Entah siapa yang memulai dan bertanggung-jawab atas tersebarnya rekayasa zakat yang satu ini, namun terlanjur muncul pemahaman di tengah masyarakat bahwa siapa saja yang menjual barang-barang berharga, maka atasnya diwajibkan untuk membayar zakat. Jadi ketika seseorang jual tanah, dia kena zakat. Pembelinya pun kena zakat. Dan selama memiliki tanah, juga ada zakatnya. Mobil dan sepeda motor pun demikian juga, membelinya kena zakat, menjualnya kena zakat, sekedar memilikinya pun kena zakat juga. Lama-lama, parkir mobil, makan di restoran, menginap di hotel dan naik pesawat pun kena zakat.

Kalau dipikir-pikir, paham seperti ini agaknya sangat dipengaruhi oleh gaya orang-orang pajak, yang inti akidah mereka adalah bagaimana menyedot dana dari masyarakat sebesar-besarnya. Logika pajak pun dipakai dalam logika zakat, sampai ada istilah potensi zakat, bahkan target penerimaan zakat.

Masalah dasar pensyariatannya sudah tidak penting lagi bagi mereka, pokoknya trend omset dan penerimaan dana zakat dari umat harus naik, karena sudah ditargetkan sedemikian rupa oleh pimpinannya. Kalau perlu menggunakan istilah zakat, maka tanpa malu-malu dipakailah istilah zakat, biar orang merasa bahwa pajak ini adalah kewajiban agama.
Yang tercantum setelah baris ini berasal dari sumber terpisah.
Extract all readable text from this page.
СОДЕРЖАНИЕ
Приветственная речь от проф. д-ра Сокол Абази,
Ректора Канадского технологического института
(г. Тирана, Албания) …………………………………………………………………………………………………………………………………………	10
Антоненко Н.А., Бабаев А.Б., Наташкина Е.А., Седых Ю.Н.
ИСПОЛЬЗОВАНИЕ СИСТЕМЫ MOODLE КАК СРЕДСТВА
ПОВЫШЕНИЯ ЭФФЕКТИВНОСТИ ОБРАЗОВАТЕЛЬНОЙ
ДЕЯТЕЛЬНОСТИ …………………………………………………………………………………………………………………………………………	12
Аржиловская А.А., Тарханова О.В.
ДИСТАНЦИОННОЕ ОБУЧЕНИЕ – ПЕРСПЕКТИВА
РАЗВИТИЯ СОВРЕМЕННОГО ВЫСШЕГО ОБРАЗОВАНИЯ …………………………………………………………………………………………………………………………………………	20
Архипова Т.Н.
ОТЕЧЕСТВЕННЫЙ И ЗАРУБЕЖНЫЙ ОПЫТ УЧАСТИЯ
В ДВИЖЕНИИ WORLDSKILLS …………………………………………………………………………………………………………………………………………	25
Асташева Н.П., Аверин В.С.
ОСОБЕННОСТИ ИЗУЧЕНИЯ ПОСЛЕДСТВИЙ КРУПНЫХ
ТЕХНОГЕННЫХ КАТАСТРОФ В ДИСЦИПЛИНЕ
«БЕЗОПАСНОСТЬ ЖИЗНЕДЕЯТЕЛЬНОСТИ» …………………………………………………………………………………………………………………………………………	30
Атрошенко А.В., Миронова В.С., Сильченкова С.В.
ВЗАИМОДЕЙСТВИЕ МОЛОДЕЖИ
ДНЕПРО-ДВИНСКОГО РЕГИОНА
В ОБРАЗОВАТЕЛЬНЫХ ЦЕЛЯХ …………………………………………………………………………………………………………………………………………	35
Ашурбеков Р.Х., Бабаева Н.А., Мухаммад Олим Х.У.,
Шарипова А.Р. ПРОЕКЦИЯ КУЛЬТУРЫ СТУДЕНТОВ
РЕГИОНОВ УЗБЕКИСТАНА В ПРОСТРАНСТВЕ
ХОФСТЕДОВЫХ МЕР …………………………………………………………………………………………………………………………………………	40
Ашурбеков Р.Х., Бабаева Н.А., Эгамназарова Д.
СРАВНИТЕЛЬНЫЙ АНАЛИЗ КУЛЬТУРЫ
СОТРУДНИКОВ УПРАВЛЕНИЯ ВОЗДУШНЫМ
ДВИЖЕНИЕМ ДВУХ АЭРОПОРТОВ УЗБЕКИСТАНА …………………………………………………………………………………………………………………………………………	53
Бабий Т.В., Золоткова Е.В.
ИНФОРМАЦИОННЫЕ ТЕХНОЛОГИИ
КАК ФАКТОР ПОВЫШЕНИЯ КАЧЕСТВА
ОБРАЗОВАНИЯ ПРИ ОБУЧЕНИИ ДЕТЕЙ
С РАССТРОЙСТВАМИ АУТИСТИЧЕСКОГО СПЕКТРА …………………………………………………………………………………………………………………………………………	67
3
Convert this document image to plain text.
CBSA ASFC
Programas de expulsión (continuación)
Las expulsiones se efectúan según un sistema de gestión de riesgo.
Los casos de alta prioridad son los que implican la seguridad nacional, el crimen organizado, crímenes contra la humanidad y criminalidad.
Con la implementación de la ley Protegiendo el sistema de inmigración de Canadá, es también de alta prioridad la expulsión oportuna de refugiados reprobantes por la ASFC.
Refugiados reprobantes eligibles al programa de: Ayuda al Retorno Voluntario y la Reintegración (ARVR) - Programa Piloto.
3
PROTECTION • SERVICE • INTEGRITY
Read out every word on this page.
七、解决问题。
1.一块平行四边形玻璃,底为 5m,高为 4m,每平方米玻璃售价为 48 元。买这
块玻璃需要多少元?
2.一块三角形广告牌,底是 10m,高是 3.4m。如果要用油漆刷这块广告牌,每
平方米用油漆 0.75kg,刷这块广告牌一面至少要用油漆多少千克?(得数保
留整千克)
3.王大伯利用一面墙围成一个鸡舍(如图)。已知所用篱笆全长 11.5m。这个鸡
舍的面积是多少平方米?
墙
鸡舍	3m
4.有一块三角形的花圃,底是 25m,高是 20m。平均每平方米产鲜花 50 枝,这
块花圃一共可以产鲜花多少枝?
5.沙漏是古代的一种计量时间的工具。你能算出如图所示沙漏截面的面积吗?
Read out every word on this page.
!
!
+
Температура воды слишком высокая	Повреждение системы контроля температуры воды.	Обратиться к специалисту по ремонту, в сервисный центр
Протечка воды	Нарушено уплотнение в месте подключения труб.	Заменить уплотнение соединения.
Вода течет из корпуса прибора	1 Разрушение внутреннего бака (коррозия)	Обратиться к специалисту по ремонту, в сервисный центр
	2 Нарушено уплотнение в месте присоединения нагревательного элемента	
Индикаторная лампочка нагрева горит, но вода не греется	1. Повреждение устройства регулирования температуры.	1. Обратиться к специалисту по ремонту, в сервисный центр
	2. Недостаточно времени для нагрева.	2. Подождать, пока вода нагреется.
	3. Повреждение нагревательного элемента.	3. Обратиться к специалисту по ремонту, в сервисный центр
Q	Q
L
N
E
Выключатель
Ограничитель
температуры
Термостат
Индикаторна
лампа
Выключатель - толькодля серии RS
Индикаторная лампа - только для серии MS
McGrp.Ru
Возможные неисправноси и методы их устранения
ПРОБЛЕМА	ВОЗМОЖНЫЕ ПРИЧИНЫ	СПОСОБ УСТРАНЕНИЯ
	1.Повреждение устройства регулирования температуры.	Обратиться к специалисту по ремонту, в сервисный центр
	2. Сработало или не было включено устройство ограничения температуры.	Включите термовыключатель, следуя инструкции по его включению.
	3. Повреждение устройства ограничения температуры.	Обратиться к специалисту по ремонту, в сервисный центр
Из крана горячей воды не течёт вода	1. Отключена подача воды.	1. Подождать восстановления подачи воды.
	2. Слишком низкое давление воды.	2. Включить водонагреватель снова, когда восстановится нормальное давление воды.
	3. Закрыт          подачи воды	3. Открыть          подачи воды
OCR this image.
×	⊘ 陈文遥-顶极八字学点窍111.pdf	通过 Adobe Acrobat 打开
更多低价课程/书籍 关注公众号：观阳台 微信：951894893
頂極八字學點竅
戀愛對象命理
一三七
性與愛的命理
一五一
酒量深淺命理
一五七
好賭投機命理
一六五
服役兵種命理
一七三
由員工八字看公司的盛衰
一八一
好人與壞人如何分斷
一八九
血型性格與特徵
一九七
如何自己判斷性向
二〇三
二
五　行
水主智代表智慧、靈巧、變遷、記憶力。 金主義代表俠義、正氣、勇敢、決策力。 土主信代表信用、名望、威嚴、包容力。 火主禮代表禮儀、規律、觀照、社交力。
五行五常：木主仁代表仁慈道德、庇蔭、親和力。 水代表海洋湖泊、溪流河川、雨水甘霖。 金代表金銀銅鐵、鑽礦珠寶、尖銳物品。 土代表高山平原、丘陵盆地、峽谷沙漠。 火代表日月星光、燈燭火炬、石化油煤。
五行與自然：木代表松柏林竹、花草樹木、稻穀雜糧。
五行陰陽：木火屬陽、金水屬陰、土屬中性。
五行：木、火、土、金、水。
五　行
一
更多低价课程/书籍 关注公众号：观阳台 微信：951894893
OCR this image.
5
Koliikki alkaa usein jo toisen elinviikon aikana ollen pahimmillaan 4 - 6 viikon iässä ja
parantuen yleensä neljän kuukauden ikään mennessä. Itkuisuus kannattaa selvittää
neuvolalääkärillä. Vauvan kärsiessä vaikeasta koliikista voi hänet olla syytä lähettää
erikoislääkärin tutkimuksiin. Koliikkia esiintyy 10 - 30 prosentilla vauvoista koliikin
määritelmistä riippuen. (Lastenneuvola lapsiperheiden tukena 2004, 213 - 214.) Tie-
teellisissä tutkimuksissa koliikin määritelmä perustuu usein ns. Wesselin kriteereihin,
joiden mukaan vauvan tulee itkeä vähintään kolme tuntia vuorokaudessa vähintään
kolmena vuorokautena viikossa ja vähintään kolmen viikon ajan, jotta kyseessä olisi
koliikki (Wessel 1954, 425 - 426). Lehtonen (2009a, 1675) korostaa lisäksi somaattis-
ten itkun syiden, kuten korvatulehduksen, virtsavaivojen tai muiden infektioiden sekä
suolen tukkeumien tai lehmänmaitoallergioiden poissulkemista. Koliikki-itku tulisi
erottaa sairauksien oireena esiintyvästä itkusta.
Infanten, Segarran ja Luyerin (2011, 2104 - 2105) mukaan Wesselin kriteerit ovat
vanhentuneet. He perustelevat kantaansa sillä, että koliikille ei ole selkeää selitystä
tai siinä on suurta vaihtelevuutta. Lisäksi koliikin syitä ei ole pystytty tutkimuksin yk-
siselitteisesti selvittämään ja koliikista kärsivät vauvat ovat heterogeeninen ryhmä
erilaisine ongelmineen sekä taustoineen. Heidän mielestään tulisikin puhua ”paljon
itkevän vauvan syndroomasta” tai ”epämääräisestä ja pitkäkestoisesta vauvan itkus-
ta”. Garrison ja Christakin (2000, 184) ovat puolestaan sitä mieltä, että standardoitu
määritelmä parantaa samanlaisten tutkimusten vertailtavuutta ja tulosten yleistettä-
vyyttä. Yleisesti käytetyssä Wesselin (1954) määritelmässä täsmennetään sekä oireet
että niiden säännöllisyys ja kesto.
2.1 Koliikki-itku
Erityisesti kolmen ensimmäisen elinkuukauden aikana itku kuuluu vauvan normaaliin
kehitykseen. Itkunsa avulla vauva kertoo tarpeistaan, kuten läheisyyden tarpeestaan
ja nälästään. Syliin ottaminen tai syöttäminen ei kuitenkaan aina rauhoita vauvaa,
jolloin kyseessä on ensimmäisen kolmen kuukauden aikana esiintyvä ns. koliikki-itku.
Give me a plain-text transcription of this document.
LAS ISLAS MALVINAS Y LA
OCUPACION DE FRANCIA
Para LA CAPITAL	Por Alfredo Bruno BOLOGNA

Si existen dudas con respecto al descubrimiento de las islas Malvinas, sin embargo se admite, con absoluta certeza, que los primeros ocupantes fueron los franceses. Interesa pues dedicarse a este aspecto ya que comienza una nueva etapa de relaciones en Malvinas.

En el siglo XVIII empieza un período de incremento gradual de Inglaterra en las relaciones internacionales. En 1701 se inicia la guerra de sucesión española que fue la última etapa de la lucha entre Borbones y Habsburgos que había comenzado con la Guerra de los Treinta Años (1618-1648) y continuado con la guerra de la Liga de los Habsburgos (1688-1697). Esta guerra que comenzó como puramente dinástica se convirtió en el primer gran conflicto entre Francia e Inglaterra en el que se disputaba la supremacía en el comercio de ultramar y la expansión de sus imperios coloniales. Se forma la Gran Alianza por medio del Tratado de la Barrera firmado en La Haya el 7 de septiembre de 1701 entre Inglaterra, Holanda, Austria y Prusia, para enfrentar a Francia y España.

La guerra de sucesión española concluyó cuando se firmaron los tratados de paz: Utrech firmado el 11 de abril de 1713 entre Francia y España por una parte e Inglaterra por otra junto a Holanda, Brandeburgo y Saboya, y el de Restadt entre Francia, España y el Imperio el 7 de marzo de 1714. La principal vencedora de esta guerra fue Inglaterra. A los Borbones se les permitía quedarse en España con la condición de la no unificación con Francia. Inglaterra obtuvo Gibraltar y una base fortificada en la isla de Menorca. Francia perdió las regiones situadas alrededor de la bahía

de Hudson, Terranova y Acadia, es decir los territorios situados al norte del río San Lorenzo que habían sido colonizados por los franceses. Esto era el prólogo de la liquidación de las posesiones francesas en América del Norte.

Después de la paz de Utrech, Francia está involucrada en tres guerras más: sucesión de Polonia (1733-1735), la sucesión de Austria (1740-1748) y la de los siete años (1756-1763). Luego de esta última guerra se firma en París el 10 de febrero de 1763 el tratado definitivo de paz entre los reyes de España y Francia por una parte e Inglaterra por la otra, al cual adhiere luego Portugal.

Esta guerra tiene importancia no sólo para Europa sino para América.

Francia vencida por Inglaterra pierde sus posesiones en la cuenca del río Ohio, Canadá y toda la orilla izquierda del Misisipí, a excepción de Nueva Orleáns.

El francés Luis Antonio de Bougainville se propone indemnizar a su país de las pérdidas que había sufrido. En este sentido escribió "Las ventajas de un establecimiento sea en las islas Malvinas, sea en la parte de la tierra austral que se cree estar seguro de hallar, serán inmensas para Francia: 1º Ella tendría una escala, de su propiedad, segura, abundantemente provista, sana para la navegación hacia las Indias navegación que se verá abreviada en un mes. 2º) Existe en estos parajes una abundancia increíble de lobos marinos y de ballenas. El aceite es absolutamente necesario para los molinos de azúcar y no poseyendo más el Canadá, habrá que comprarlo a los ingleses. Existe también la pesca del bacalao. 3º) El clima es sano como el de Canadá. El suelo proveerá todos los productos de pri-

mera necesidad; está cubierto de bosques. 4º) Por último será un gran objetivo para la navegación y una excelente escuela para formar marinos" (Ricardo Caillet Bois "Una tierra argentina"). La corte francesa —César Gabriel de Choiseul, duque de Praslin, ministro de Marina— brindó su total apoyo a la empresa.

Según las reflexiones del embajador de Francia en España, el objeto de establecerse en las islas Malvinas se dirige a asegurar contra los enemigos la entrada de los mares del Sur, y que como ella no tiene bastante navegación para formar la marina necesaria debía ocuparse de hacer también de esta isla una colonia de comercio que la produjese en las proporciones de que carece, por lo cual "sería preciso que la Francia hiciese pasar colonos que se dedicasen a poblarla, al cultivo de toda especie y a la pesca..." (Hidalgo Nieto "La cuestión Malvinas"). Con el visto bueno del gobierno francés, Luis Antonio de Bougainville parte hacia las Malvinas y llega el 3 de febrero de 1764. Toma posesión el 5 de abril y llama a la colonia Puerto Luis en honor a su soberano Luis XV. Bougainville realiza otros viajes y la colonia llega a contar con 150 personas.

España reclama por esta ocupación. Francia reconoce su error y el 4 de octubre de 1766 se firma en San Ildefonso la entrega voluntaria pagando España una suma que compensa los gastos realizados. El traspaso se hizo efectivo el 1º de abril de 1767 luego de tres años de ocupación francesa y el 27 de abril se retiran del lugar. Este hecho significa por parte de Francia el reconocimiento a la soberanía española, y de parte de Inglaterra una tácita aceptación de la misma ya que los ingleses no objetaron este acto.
Paham ini jelas-jelas merupakan rekayasa atas zakat yang tidak punya dasar masyru’iyah, baik dari Al-Quran maupun dari As-Sunnah, bahkan tidak ada contoh nyatanya sepanjang 14 abad lamanya, sejak zaman Nabi Muhammad SAW sampai zaman nabi palsu.

Sederhaannya, istilah target penerimaan zakat, tidak dikenal di masa Rasulullah SAW. Kalau pun Abu Bakar Ash-Shiddiq radhiyallahuanhu memerangi orang yang tidak bayar zakat, karena mereka mengingkari kewajiban zakat, padahal sebelumnya mereka adalah pembayar zakat yang setia di masa Rasulullah SAW.

3. Zakat Yang Masih Kontroversi
Upaya meluas-luaskan ruang-lingkup zakat dalam beberapa hal memang tidak sepenuhnya keliru, mengingat seiring dengan perubahan zaman, pastilah harus ada perubahan-perubahan hasil ijtihad. Bukannya tidak setuju dengan zakat profesi, tetapi akan jauh lebih baik ketika kita menganjurkan masyarakat untuk mengeluar zakat gaji dan honor, penjelasannya diberikan dengan sepenuh amanah ilmiyah, adil dan proporsional. Maksudnya, umat ini harus diedukasi bahwa zakat semacam zakat profesi itu masih menjadi bagian dari perbedaan pendapat di kalangan para ulama. Mereka harus dipahamkan bahwa ada sebagian ulama yang mendukung zakat profesi, namun ada juga dari sebagian yang lain, dimaan mereka menafikannya dan menolak keberadaan zakat profesi.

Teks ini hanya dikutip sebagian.